A cyber ransomware attack crippled the nation’s largest pipeline on the East Coast which now threatens to raise gas prices while exposing vulnerabilities in critical U.S. infrastructure.
Colonial Pipeline Co, which runs a 5,500-mile pipeline from Linden, N.J., to the Gulf Coast at Houston, Texas revealed in a press release Monday its four primary lines remain offline after corporate computer systems had been compromised.
“We are in the process of restoring service to other laterals and will bring our full system back online only when we believe it is safe to do so,” the company said, as smaller lateral lines begin to restart operations.
A prolonged shutdown of its four main lines however, which provide gasoline and jet fuel up and down the East Coast and across the South threatens to hike prices as suppliers are forced to pursue costly alternative routes.

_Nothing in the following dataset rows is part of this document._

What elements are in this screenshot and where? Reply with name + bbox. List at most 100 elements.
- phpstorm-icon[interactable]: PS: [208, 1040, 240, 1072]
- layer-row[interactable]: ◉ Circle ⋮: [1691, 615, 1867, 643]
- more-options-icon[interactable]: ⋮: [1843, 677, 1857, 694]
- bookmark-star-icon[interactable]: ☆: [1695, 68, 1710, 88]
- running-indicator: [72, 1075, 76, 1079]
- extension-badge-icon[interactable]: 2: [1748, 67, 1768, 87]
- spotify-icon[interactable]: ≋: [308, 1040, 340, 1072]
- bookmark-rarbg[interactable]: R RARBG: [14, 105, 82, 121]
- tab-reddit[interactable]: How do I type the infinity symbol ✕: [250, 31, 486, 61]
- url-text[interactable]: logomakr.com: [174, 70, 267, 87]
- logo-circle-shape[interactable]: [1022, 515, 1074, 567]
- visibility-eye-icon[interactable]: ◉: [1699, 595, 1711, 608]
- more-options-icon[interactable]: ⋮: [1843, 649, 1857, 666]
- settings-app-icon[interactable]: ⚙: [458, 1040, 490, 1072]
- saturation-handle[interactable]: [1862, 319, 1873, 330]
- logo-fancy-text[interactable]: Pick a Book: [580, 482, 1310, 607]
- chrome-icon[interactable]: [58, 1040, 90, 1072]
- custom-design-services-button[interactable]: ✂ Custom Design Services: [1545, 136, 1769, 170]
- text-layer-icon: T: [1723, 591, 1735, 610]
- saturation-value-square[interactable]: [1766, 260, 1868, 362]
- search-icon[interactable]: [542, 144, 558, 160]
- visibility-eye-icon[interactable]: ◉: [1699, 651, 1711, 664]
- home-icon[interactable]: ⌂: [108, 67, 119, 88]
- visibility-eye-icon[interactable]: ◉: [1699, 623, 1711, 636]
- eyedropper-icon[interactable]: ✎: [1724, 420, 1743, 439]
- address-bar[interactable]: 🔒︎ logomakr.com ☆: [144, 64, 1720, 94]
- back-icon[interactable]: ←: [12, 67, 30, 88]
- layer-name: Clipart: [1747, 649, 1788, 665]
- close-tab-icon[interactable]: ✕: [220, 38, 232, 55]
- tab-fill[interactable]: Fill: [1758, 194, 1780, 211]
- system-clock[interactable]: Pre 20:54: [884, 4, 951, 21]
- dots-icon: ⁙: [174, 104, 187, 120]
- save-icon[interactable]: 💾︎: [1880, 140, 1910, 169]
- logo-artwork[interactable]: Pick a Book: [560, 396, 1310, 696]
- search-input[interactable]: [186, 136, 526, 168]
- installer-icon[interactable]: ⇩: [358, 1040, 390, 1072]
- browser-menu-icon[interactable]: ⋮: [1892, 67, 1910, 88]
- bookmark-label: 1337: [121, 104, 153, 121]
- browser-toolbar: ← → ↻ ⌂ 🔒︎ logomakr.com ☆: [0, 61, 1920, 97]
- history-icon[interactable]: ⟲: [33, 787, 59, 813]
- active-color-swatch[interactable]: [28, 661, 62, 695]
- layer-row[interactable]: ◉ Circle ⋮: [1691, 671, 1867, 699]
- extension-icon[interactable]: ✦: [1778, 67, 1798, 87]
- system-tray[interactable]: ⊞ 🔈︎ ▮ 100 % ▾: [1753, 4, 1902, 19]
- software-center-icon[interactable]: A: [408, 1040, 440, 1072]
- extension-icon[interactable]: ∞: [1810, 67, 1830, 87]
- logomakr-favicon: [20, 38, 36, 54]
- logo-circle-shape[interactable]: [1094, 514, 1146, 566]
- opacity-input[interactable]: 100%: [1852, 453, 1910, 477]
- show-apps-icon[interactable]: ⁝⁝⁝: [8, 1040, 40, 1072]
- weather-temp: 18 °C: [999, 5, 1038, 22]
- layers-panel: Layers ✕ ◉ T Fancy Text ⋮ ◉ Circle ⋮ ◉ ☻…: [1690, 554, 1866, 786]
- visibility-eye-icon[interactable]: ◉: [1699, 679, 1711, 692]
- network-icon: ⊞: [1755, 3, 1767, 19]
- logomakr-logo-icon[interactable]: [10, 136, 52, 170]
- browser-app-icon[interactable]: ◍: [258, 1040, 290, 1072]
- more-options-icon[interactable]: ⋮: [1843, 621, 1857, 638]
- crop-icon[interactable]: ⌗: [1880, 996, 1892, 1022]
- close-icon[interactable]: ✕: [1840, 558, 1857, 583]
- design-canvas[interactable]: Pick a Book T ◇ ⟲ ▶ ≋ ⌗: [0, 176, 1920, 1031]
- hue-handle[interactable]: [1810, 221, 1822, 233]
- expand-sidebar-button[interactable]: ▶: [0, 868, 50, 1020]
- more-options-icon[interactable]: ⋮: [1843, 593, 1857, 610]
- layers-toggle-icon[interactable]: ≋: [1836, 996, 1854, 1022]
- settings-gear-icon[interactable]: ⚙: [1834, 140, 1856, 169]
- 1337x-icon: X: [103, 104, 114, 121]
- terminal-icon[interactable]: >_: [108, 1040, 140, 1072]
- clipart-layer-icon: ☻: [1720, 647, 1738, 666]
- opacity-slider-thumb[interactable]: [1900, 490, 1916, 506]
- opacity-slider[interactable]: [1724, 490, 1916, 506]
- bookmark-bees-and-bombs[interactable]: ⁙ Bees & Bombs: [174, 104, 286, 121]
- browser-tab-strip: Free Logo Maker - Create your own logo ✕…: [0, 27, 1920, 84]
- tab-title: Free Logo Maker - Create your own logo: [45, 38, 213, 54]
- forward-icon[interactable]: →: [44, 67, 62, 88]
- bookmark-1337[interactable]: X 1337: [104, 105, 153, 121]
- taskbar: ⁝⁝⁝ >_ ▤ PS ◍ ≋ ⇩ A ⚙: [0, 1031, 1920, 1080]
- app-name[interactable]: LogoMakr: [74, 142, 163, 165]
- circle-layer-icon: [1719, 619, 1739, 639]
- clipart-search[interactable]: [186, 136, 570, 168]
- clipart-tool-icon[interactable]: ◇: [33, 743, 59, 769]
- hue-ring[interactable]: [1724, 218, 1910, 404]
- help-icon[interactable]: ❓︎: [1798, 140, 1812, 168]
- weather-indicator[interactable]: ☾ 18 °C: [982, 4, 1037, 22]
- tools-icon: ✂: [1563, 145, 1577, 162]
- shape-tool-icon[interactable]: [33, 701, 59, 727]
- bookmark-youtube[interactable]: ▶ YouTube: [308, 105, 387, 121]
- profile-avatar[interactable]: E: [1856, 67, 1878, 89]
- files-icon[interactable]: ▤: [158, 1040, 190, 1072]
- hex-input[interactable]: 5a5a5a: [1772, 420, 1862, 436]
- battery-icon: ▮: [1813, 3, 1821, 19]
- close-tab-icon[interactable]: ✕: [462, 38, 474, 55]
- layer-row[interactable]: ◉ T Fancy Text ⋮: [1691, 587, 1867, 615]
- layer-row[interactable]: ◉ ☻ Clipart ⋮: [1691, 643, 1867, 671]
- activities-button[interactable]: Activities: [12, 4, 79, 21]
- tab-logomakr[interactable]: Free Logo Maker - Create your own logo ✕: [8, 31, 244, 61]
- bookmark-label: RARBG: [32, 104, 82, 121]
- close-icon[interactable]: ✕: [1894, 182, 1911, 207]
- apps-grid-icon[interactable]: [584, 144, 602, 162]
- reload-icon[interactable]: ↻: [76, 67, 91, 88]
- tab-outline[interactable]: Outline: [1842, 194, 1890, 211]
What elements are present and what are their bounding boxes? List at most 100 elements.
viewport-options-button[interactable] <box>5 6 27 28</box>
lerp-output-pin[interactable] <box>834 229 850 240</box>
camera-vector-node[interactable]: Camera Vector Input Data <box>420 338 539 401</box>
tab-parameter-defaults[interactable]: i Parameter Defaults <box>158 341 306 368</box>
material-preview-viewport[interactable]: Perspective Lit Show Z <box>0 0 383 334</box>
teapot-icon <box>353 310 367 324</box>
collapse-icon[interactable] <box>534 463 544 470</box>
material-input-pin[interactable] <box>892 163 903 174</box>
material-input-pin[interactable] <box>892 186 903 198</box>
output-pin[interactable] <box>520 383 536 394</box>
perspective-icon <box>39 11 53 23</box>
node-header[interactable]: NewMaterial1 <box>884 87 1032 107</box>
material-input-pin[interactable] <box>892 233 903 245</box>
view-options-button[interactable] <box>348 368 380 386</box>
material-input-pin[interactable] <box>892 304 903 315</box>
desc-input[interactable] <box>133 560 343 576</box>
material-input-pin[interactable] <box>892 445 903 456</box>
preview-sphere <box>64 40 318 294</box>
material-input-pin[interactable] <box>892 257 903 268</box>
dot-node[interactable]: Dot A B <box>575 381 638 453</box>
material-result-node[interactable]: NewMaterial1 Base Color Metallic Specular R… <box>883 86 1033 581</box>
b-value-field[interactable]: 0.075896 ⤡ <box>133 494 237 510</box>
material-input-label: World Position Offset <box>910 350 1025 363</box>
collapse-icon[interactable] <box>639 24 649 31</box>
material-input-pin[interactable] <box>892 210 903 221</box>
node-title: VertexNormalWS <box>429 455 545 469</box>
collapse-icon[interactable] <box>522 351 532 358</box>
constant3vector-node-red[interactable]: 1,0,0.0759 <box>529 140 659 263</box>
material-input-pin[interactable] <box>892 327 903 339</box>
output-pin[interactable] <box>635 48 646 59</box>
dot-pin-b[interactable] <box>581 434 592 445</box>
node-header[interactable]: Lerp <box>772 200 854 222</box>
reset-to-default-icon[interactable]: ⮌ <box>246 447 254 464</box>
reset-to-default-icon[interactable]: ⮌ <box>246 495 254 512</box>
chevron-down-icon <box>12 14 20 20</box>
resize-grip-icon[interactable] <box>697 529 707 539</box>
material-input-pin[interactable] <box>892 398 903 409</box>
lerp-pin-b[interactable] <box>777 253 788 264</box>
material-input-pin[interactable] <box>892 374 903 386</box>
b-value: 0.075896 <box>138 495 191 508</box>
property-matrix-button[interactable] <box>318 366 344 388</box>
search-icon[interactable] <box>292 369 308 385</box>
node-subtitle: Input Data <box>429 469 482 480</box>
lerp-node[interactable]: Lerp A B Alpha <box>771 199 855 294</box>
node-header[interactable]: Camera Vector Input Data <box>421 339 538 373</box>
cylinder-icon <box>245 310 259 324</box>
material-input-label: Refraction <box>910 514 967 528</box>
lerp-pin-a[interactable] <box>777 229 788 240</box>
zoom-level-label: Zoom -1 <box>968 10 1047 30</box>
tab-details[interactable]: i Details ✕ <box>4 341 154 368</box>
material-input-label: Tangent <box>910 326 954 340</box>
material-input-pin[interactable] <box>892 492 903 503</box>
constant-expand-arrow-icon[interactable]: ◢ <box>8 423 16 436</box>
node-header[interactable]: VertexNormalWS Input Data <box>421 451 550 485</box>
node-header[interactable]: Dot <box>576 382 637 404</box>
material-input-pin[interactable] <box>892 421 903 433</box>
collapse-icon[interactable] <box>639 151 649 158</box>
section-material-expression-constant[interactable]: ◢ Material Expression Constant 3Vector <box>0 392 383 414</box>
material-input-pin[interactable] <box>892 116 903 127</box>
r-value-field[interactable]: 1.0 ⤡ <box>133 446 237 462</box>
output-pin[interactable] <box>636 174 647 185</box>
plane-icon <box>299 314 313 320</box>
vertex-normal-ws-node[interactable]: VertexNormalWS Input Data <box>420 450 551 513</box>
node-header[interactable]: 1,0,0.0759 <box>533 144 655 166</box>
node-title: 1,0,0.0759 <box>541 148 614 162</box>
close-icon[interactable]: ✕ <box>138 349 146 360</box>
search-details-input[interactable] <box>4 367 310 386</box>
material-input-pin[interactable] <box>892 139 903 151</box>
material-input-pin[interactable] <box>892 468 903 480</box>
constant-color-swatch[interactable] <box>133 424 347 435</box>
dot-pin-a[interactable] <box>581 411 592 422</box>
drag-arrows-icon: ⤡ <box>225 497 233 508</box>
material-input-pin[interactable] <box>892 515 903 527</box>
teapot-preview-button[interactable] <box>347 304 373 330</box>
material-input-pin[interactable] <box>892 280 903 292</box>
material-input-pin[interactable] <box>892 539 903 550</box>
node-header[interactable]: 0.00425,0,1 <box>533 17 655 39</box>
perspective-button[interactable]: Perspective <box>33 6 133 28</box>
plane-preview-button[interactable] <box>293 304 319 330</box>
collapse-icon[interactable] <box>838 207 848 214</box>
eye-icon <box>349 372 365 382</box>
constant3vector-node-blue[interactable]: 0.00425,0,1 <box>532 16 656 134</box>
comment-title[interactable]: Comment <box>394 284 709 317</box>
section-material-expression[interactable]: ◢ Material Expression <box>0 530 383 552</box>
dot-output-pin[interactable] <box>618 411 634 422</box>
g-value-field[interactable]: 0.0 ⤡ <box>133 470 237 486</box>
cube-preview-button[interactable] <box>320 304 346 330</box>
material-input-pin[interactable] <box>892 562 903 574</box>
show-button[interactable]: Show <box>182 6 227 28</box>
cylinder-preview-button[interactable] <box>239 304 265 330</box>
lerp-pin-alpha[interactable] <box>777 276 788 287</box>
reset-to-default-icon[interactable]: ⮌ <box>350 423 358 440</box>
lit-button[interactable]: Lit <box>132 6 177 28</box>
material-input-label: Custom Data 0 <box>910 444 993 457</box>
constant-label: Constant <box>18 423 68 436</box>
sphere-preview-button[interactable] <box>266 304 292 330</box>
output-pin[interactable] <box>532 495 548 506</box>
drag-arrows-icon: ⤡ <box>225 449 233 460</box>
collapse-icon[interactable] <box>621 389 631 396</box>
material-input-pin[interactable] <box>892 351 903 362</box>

According to Reuters, the pipeline transports more than 2.5 million barrels of fuel daily, or 45 percent of all fuel consumed on the East Coast.
No significant immediate effects were felt as travel remains suppressed amid the coronavirus pandemic, though the longer the pipeline remains out of commission, the impact will grow. The company said its goal is to begin “substantially restoring operational service by the end of the week.”
This is wild
Colonial Pipeline, which operates the largest US gasoline and diesel pipeline system, said it shut its entire network after a cyber-attack. The artery transports roughly 45% of the fuel to the East Coasthttps://t.co/VJwiiGEIRm pic.twitter.com/b9Z52d6SSp
— Stephen Stapczynski (@SStapczynski) May 8, 2021
The U.S. Department of Transportation issued an emergency declaration in response on Sunday, with regulations waived through June 8 to encourage carriers to ramp up alternative forms of fuel transport. The agency temporarily waived overtime and sleep restrictions on drivers who carry fuel between distributors and gas stations in 17 states across the South and East Coast and the District of Columbia. The U.S. is already struggling with a shortage of drivers as 20 to 25 percent of tanker trucks remain parked without qualified drivers, according to the National Tanker Truck Carriers Association.
Absent the pipeline, distributors will be forced to transport by rail, and the East Coast region could shift to European import, pumping prices higher from the foreign shipments as opposed to domestically produced energy.
The nation’s largest U.S. refinery has already shut down two crude distillation units in Texas.
“It shows you how quickly this can have ramifications and ripple effects across markets,” Dustin Carmack, a research fellow in technology policy at the Heritage Foundation told The Federalist on the effects of the pipeline disruption.
Carmack said the incident highlights how pipelines are “fundamental” to American energy infrastructure with their ability to transport vast amounts of fuel across long distances for far cheaper than conventional avenues through trucks and trains which are also more prone to accidents and spills.
A Russian cybercrime gang called DarkSide claimed credit for the attack with a statement on its website, NBC News reported. The FBI said it “confirmed” the group was behind the ransom to sack the Colonial Pipeline network in a Monday statement.
“We continue to work with the company and our government partners on the investigation,” the law enforcement agency said.
The shutdown of the vital pipeline in use since the early 1960s increases anxiety over the vulnerabilities of an aging infrastructure connected to the internet as sophisticated cyberattacks soar in the digital age. There were more than 11 “significant” cyberattacks to target major global networks in April alone, according to the Center for Strategic and International Studies (CSIS) tracker of cyber incidents.
In December, then Secretary of State Mike Pompeo accused the Kremlin of orchestrating a wide-ranged monthslong cyberattack on corporate, non-profit, local, state, and federal agencies. The cyber intrusion was discovered by the private cybersecurity firm FireEye, the same firm hired by Colonial Pipeline to assist with the ransomware attack.
Jim Lewis who serves as the senior vice president and director of the Strategic Technologies Program at CSIS told The Federalist pipelines have been particular targets vulnerable for years, but that ransomware has presented a new challenge in cyberspace going from an “annoyance to a national security threat” within the last two.
While operators of Colonial Pipeline did right thing to turn off the lines and collaborate with the federal government Lewis said, to avoid spills or damage, the episode highlights a need for companies and agencies to better prepare for sophisticated ransomware attacks.